The premise in the editorial "Strikers' Rights in US," May 11, which advocates protection for strikers, is wrong. The author states, "In recent years, the practice of permanently firing strikers has been on the increase." First, it is illegal to fire strikers. Being "permanently replaced" is not the same as being fired; replaced strikers have first-in-line rehire rights. According to a General Accounting Office study, only 17 percent of strikes result in use of replacements. Also, settlements often inclu de agreements to rehire strikers.
Second, the author incorrectly suggested that use of replacements has increased. Despite the high profile of a few striker replacement cases in the 1980s, the decade was notable for a low number of cases relative to the average since the 1930s.
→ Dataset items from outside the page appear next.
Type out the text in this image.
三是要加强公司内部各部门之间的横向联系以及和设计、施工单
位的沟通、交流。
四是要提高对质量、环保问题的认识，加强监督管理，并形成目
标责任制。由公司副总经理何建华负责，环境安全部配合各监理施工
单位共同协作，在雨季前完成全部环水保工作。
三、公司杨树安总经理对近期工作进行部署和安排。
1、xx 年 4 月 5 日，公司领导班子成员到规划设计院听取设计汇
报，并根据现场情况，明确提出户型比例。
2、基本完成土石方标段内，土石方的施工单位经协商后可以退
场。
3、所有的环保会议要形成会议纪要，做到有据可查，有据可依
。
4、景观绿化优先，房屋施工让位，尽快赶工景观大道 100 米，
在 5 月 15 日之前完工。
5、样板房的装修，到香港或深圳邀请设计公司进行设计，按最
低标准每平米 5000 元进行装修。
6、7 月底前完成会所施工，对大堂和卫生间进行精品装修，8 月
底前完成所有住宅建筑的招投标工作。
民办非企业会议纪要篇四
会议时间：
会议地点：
In fact, a recent Employment Policy Foundation study should drive a nail through this myth.
The study found 229 labor board cases between 1938 and 1980 where employers invoked their right to permanently replace striking workers. Every decade since the Mackay Radio Supreme Court decision (1938), which affirmed the right to use permanent replacements, saw four to five cases of permanent replacements used annually. In the 1980s, the average number was only three to four annually.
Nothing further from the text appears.